— Au désert, et bientôt au ciel.
— Demande pardon au roi de ta révolte!
— Mes compagnons et moi n'avons d'autre roi que l'Éternel.
— N'éprouves-tu pas de remords de tes crimes?
— Mon âme est un jardin plein d'ombrage et de fontaines, et je n'ai point commis de crimes.»
Condamné à avoir le poing coupé et à être brûlé vif, il meurt avec le courage d'un martyr, et, monté sur le bûcher, il revendiquait encore l'honneur d'avoir porté le premier coup à l'archiprêtre du Chayla.
Pour venir à bout de tels hommes, il fallut quatre maréchaux de France, de véritables armées; et de nouveaux croisés, les cadets de la croix, auxquels une bulle du pape Clément XI promettait les indulgences accordées autrefois aux massacreurs des Albigeois. Voici quelques exploits de ces saints croisés: «Dans le seul lieu de Brenoux, dit Court, ils massacrent cinquante-deux personnes. Il y avait parmi elles plusieurs femmes enceintes; ils les éventrent et portent en procession, à la pointe de leurs baïonnettes, leurs enfants arrachés de leurs entrailles fumantes… Entre Bargenc et Bagnols, les cadets de la croix s'emparent de trois jeunes filles, leur font subir le dernier outrage, leur emplissent le corps de poudre, les bourrent comme une pièce d'artillerie, y mettent le feu et les font éclater.»

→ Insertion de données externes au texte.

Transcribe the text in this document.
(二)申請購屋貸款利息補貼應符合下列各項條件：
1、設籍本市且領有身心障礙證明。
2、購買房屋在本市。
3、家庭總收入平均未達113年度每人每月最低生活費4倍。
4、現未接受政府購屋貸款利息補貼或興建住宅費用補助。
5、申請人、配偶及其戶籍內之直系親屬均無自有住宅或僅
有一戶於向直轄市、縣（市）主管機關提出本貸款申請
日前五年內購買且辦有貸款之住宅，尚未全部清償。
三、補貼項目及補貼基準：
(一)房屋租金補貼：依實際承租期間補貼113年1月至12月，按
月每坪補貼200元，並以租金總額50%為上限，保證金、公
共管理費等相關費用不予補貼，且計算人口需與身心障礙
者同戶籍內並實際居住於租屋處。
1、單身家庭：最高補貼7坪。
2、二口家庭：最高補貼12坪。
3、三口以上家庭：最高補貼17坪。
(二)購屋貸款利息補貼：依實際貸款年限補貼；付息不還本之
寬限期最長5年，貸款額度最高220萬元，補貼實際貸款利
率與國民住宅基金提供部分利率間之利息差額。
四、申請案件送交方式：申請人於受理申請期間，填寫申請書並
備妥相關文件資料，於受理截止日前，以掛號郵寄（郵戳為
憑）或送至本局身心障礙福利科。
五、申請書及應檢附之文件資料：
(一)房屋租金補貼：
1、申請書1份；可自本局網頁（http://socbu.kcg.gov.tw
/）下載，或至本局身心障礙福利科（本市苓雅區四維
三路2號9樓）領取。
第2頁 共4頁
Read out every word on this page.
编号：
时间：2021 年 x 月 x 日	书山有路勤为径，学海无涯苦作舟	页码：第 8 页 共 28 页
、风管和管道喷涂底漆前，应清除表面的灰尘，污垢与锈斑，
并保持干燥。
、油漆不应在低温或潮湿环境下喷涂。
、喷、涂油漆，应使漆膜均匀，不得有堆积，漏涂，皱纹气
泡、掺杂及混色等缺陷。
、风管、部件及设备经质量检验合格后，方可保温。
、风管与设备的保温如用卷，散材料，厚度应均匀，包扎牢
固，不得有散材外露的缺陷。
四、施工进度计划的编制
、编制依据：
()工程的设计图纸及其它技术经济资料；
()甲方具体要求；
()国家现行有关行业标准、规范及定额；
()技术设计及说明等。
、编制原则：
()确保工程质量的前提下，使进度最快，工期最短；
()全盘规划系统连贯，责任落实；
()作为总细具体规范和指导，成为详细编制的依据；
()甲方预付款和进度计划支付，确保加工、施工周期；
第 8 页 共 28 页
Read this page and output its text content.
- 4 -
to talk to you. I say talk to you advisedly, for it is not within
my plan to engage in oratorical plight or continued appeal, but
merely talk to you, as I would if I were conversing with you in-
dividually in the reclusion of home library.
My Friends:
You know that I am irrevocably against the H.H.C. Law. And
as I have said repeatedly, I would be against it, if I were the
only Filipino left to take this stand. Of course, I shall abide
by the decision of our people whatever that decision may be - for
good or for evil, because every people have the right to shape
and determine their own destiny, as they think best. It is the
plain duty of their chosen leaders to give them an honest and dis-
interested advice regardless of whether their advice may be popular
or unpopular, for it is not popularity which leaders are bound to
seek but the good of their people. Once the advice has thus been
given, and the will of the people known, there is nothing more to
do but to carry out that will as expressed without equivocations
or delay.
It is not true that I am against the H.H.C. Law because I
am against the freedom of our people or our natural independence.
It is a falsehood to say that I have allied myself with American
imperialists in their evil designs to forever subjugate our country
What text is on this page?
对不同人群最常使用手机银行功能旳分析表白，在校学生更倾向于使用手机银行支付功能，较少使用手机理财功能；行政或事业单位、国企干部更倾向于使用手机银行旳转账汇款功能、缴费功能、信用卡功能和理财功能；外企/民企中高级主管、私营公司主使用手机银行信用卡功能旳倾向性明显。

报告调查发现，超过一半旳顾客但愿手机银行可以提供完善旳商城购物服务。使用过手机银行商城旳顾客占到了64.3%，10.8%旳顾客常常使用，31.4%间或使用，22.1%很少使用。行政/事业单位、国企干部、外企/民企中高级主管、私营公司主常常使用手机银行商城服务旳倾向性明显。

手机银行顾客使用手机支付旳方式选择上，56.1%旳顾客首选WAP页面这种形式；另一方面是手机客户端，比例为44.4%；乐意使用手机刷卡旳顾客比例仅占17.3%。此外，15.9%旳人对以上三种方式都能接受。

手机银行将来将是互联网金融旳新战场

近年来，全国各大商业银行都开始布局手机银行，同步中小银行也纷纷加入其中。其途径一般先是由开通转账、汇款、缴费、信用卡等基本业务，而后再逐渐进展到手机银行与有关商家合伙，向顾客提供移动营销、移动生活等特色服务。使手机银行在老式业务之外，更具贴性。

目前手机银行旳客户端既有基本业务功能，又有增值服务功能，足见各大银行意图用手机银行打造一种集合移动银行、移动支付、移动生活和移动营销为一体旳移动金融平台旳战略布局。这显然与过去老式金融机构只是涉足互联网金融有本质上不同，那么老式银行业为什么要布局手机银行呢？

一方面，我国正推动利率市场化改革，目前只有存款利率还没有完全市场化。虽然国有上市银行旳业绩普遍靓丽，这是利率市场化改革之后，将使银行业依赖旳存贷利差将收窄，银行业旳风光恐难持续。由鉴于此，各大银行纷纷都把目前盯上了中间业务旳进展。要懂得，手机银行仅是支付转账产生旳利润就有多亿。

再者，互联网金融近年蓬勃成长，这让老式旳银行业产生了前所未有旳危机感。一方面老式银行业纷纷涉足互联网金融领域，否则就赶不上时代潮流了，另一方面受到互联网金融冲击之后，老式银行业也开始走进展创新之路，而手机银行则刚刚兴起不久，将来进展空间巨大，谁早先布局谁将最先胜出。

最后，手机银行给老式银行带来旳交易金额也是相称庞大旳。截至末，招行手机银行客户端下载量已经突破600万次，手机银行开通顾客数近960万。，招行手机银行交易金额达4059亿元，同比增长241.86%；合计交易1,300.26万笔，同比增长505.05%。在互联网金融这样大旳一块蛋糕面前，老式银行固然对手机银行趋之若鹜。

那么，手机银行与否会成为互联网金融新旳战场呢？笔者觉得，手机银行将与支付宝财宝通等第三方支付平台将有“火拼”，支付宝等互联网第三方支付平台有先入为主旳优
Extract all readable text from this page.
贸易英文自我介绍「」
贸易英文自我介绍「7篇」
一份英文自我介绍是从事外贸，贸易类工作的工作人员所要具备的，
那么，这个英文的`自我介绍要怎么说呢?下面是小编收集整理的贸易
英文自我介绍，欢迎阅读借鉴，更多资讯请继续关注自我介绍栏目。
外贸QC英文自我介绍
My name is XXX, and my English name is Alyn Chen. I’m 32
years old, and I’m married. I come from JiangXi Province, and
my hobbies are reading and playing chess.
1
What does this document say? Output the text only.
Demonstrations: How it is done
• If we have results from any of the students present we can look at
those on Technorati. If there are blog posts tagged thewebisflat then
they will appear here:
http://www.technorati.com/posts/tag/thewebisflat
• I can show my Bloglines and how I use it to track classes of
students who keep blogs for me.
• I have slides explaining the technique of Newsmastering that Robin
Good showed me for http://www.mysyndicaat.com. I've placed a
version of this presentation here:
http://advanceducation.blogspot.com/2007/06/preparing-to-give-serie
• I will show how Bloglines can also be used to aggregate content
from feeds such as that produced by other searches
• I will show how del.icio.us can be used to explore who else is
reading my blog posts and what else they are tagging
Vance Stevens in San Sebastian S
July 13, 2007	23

L'armée régulière, de son côté, traitait les Cévenols comme des loups enragés; après un combat, le brigadier Poul envoyait à M. de Broglie _deux corbeilles de têtes _pour être exposées sur les murs d'une forteresse. Un autre jour, ses soldats victorieux reviennent avec des chapelets d'oreilles de Cévenols. Le maréchal de camp Julien faisait passer au fil de l'épée des villages entiers, et c'est lui qui avait trouvé ce barbare moyen de ne jamais être gêné par le trop grand nombre des prisonniers qu'il avait faits: «Comme dans nos marches d'exil, à la moindre alarme, nous aurions été embarrassés de nos prisonniers, _je pris la peine de leur casser la tête _à mesure qu'on me les conduisait, le roi épargne ainsi les frais de justice et d'exécution.»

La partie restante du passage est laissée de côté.